1Laboratoire d’Application de la Chimie à l’Environnement (LACE), CNRS-UCBL, 43, boulevard du 11 Novembre 1918, F-69622 Villeurbanne Cedex, France
2Paul Scherrer Institute, Laboratory for Radio- and Environmental Chemistry, CH-5232 Villigen, Switzerland
3Institut für Troposphärenforschung Permoserstr. 15, D-04303 Leipzig, Germany
**now at: Department of Chemistry, University of Ottawa, Ontario, Canada
**now at: Cooperative Institute for Research in the Atmosphere (CIRA), Colorado State University, Fort Collins, Colorado 80523, USA
Abstract. The impact of multiphase reactions involving nitrogen dioxide (NO2) and aromatic compounds was simulated in this study.

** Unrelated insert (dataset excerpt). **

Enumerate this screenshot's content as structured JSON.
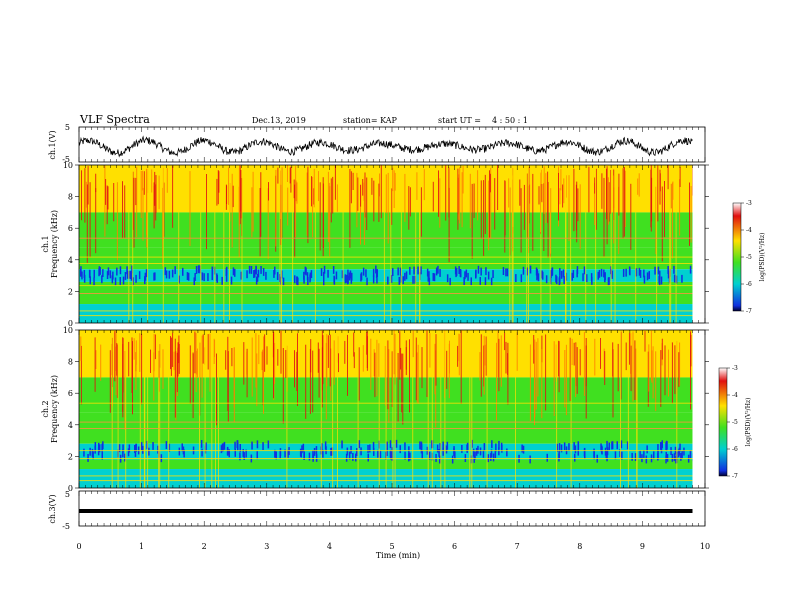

A mechanism (CAPRAM 2.4, MODAC Mechanism) was applied for the aqueous phase reactions, whereas RACM was applied for the gas phase chemistry. Liquid droplets were considered as monodispersed with a mean radius of 0.1 µm and a liquid content (LC) of 50 µg m-3. The multiphase mechanism has been further extended to the chemistry of aromatics, i.e. reactions involving benzene, toluene, xylene, phenol and cresol have been added. In addition, reaction of NO2 with dissociated hydroxyl substituted aromatic compounds has also been implemented. These reactions proceed through charge exchange leading to nitrite ions and therefore to nitrous acid formation. The strength of this source was explored under urban polluted conditions. It was shown that it may increase gas phase HONO levels under some conditions and that the extent of this effect is strongly pH dependent. Especially under moderate acidic conditions (i.e. pH above 4) this source may represent more than 75% of the total HONO/NO2 - production rate, but this contribution drops down close to zero in acidic droplets (as those often encountered in urban environments).